Election official Nikolai Konkin, who announced the ruling today, insisted that it was purely a matter of technical propriety. Yavlinsky's supporters collected well over the two million signatures needed on nomination petitions in the 25 days allotted, but upon examination, officials found about a quarter of them to be invalid, Mr. Konkin said.
Yabloko's press spokesperson, Igor Yakovlev, says the party collected the necessary number of signatures despite the short time frame and harassment from local authorities. He says that disqualification of signatures is one of the standard methods from the "managed democracy" toolbox for keeping genuine challengers off the ballot.
"The decision not to register Yavlinsky is purely political, and we believe it was taken by Putin himself," says Mr. Yakovlev. "That's the way the system works. But if Yavlinsky is off the ballot, it means these presidential election lose whatever was left of their legitimacy."
Many critics believe the decision to block Yavlinsky was made to favor Mikhail Prokhorov, the billionaire owner of the New Jersey Nets basketball team, who announced his candidacy last month and easily sailed through the registration process this week.
Mr. Prokhorov is youthful and energetic and talks a liberal line that might well appeal to Russia's disgruntled urban middle class.

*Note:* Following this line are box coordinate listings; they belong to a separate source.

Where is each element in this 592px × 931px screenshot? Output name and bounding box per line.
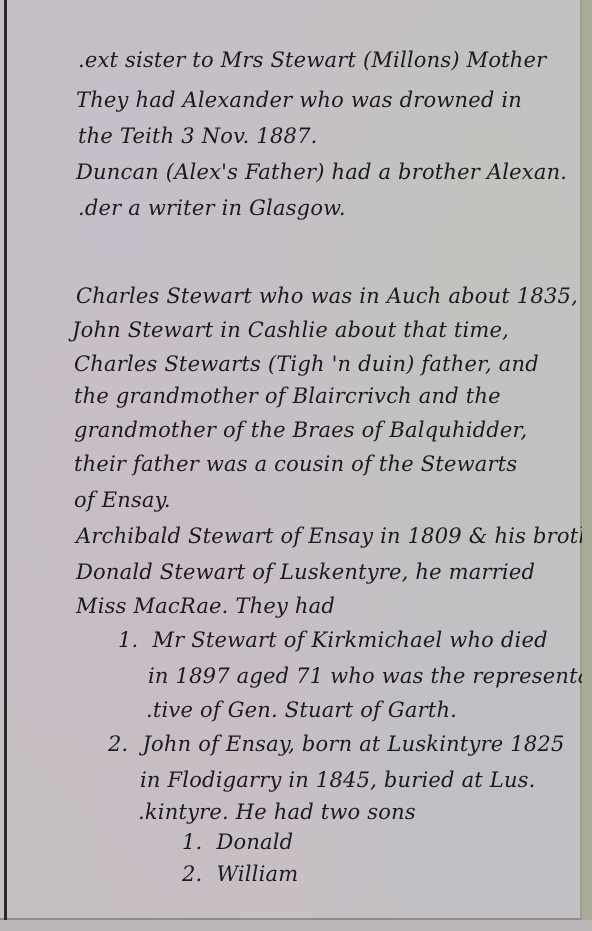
text-line: the grandmother of Blaircrivch and the bbox=[74, 384, 501, 408]
text-line: of Ensay. bbox=[74, 488, 171, 512]
text-line: .kintyre. He had two sons bbox=[138, 800, 416, 824]
text-line: John Stewart in Cashlie about that time, bbox=[72, 318, 509, 342]
text-line: the Teith 3 Nov. 1887. bbox=[78, 124, 318, 148]
text-line: Duncan (Alex's Father) had a brother Ale… bbox=[76, 160, 567, 184]
list-item-son-1: 1.Donald bbox=[182, 830, 293, 854]
text-line: in 1897 aged 71 who was the representa. bbox=[148, 664, 592, 688]
list-item-child-1: 1.Mr Stewart of Kirkmichael who died bbox=[118, 628, 548, 652]
text-line: Charles Stewart who was in Auch about 18… bbox=[76, 284, 578, 308]
manuscript-page: .ext sister to Mrs Stewart (Millons) Mot… bbox=[0, 0, 582, 920]
text-line: .der a writer in Glasgow. bbox=[78, 196, 346, 220]
page-binding-line bbox=[4, 0, 7, 920]
text-line: Archibald Stewart of Ensay in 1809 & his… bbox=[76, 524, 592, 548]
text-line: .tive of Gen. Stuart of Garth. bbox=[146, 698, 457, 722]
son-name: William bbox=[216, 862, 298, 886]
list-number: 1. bbox=[118, 628, 138, 652]
list-number: 1. bbox=[182, 830, 202, 854]
text-line: Charles Stewarts (Tigh 'n duin) father, … bbox=[74, 352, 539, 376]
page-edge-bottom bbox=[0, 920, 592, 931]
son-name: Donald bbox=[216, 830, 293, 854]
list-number: 2. bbox=[108, 732, 128, 756]
list-item-son-2: 2.William bbox=[182, 862, 298, 886]
text-line: They had Alexander who was drowned in bbox=[76, 88, 522, 112]
list-item-child-2: 2.John of Ensay, born at Luskintyre 1825 bbox=[108, 732, 565, 756]
text-line: grandmother of the Braes of Balquhidder, bbox=[74, 418, 527, 442]
text-line: .ext sister to Mrs Stewart (Millons) Mot… bbox=[78, 48, 546, 72]
text-line: Mr Stewart of Kirkmichael who died bbox=[152, 628, 547, 652]
text-line: John of Ensay, born at Luskintyre 1825 bbox=[142, 732, 564, 756]
page-edge-right bbox=[582, 0, 592, 931]
text-line: Donald Stewart of Luskentyre, he married bbox=[76, 560, 535, 584]
text-line: Miss MacRae. They had bbox=[76, 594, 335, 618]
text-line: their father was a cousin of the Stewart… bbox=[74, 452, 517, 476]
text-line: in Flodigarry in 1845, buried at Lus. bbox=[140, 768, 536, 792]
list-number: 2. bbox=[182, 862, 202, 886]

But he is also one of Russia's widely-despised "oligarchs," who earned his fortune in the murky 1990s privatizations of Soviet state assets, and a jet-setting playboy who, critics insist, stands zero chance of appealing to restive voters in Russia's far-flung conservative and working-class hinterland.
Prokhorov has denounced the decision to bar Yavlinsky from running.
"I have always stood for fair competition in politics," Prokhorov wrote on his LiveJournal blog about the Yavlinsky ruling. "This is what our citizens, who've been going to rallies, are demanding. A victory in the presidential elections should be won only by fair means."
With the ballot now finalized, the permitted candidates, besides Prokhorov, include Communist Party chief Gennady Zyuganov, whose ability to attract protest votes beyond his traditional supporters is sharply limited by the negative attitudes of many Russians toward the party that led the Soviet Union. Another is ultra-nationalist Vladimir Zhirinovsky, who has run in every Russian presidential election since 1990. His Liberal Democratic Party, whose name is widely seen as a misleading misnomer, is a fixture in the parliament and has never voted against any Kremlin-approved policy.
Yet another contender is former speaker of the upper house of parliament Sergei Mironov, a former Putin crony who polled less than 1 percent when he ran against him in 2004. Mironov's most notable quote in that campaign was, "We all want Vladimir Putin to be the next president."
According to a public opinion poll released Friday by the state-run Public Opinion Research Center, Putin remains the most popular candidate, with 49 percent of respondents supporting him. Mr. Zyuganov is far behind with 11 percent, Mr. Zhirinovsky with 9 percent, and Mr. Mironov with 6 percent. Prokhorov received 4 percent of the votes, but pollsters point out that his support has doubled in the past week, indicating strong momentum.
"Speaking personally, I would have gladly voted for Yavlinsky, but I will never support Prokhorov because I think he's as bad as Putin, even if he isn't an outright Kremlin project," says Mr. Strokan, the columnist.
"I'm surely not the only one who thinks that way. I know an awful lot of people who would like to see an acceptable protest candidate on the ballot, an anti-Putin option that they could vote for with clear consciences," he adds. "Now there isn't one."